ステージを 90 度さらに 3 回回し、必要に応じて調整して、サンプルがすべての方向からビューの中心に位置するようにします。次に、X 軸ボタンをクリックして、X 線のソースに沿ってステージを移動してサンプルを拡大し、必要に応じて調整してビューに収まるようにします。ステージを回し、必要に応じて調整して、サンプルがすべての方向からビュー内に収まるようにします。

スキャン条件を調整してからスキャンを開始します。この実験では、25%ルゴル溶液で染色した後、アクチニア・エキナ、ハルモトエsp、ゼヌートゥベラ・ジャポニカにマイクロCTイメージングを行った。

染色は、すべての標本の内部構造のコントラストをうまく高め、内部軟組織の観察を可能にしました。この方法は、ひどく損傷した表皮を有するX.japonica標本から見ることができるように、外部損傷を有しても壊れやすい標本に適用可能である。

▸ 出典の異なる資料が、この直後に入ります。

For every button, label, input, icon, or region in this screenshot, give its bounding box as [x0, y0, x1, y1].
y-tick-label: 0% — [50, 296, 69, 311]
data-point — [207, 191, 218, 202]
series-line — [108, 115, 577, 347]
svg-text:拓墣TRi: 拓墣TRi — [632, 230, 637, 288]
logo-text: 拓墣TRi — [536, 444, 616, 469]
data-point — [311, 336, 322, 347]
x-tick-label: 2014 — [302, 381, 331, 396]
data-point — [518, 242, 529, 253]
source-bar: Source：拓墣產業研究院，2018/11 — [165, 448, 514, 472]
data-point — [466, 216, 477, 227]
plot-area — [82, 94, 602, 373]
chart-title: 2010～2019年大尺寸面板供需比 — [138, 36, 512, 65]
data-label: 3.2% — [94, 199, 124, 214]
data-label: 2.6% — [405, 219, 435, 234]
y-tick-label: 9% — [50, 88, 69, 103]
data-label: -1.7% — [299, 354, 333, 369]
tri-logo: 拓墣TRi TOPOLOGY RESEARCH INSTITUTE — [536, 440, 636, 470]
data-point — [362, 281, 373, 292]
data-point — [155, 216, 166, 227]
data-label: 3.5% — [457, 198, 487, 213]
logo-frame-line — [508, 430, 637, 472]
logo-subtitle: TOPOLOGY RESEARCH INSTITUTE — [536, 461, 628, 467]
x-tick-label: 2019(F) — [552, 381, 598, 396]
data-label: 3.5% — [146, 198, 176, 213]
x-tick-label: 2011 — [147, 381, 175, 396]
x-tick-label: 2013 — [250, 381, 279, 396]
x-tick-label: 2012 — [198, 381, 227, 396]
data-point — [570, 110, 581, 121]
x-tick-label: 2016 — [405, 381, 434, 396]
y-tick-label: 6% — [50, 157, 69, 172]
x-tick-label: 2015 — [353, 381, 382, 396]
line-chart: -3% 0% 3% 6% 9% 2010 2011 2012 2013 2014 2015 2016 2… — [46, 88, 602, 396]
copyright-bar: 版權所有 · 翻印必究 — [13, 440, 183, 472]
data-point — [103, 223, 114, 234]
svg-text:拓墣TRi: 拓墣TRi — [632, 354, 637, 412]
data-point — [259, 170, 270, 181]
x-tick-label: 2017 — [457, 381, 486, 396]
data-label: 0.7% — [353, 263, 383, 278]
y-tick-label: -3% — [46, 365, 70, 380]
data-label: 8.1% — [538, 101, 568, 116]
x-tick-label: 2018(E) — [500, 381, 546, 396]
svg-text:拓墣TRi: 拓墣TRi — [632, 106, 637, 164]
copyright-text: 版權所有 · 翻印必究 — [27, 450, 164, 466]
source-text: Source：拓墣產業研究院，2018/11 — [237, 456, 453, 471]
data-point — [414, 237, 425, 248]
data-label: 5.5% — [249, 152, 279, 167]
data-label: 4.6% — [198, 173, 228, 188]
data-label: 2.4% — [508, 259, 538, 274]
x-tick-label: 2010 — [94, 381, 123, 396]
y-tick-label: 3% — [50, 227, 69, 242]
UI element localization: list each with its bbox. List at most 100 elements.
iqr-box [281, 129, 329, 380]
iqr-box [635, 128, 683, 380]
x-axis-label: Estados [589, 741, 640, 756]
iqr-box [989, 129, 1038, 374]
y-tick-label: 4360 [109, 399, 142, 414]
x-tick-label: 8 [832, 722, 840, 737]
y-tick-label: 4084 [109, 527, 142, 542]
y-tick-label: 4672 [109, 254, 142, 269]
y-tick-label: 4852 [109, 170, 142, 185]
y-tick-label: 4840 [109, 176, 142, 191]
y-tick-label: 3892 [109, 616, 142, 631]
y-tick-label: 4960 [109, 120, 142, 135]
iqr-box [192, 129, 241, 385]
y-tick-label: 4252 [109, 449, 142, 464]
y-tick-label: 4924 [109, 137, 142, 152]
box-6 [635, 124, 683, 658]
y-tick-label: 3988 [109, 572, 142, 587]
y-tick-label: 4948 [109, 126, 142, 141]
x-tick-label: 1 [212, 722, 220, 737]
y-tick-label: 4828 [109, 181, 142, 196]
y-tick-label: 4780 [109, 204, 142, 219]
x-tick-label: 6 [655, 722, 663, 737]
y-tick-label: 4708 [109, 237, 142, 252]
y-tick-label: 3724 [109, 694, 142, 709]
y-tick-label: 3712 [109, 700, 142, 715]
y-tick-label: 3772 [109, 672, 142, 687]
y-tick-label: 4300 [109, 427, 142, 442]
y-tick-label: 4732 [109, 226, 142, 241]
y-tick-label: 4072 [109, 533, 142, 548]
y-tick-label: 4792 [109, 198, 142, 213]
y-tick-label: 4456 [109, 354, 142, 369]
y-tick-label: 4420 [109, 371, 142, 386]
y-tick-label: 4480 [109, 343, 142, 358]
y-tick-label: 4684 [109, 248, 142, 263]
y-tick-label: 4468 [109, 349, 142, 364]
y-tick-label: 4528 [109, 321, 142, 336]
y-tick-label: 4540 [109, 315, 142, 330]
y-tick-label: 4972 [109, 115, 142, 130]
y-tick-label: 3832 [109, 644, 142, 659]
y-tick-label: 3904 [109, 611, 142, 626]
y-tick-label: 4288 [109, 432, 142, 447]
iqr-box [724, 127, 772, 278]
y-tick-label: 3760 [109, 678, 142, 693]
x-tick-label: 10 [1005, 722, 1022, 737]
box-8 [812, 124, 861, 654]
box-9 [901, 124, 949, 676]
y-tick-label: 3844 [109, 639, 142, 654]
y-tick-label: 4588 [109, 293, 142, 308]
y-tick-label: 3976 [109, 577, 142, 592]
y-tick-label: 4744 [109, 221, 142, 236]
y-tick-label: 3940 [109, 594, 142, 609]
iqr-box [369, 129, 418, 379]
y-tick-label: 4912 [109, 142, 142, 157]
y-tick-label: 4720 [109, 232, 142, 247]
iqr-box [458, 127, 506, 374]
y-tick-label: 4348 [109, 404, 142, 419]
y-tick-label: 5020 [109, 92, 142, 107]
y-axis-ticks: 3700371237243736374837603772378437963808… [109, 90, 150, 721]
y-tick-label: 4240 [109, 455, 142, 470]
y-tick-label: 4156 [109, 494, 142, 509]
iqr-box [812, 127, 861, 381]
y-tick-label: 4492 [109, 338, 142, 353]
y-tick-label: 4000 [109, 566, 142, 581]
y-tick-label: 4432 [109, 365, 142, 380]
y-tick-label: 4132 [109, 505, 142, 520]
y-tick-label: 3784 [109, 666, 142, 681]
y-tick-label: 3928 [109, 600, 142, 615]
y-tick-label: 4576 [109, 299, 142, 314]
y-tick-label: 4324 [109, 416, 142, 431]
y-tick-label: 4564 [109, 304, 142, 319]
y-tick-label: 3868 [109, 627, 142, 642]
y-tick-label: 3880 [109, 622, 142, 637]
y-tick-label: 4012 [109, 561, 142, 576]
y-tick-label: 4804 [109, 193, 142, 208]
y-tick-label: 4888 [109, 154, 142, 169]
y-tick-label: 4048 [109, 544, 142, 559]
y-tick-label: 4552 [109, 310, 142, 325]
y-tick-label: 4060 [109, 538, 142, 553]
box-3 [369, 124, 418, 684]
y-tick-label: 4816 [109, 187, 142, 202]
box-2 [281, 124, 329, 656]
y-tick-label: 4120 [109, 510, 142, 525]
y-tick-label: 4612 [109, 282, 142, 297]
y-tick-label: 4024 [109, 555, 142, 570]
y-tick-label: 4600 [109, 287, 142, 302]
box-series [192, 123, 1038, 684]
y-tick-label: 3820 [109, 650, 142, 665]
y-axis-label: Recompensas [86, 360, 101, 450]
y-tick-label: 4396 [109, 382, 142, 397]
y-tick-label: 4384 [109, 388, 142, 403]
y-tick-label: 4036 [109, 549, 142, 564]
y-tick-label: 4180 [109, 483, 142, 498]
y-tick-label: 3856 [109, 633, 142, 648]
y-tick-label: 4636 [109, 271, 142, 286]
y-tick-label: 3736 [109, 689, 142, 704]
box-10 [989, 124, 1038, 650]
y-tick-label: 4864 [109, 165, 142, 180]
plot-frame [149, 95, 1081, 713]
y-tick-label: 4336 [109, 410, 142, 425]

ハーモトエspのために標本全体の単一の高解像度データセットを再構築しました。

そして、標本の異なるが重なり合う部分で行われた複数のスキャンからのX.japonica。サンプルをチューブまたはチップにセットし、チューブまたはチップをmicroCTに取り付けて、スキャン中に移動しないようにしてください。この手順から得られたデータは、3D画像の再構築に使用することができ、研究者はサンプルの内部および外部の両方の形態を完全に理解することができます。

マイクロCTシステムは全てX線を使用しますが、仕様はシステムごとに異なる場合がありますので、各システムの指示に厳密に従ってください。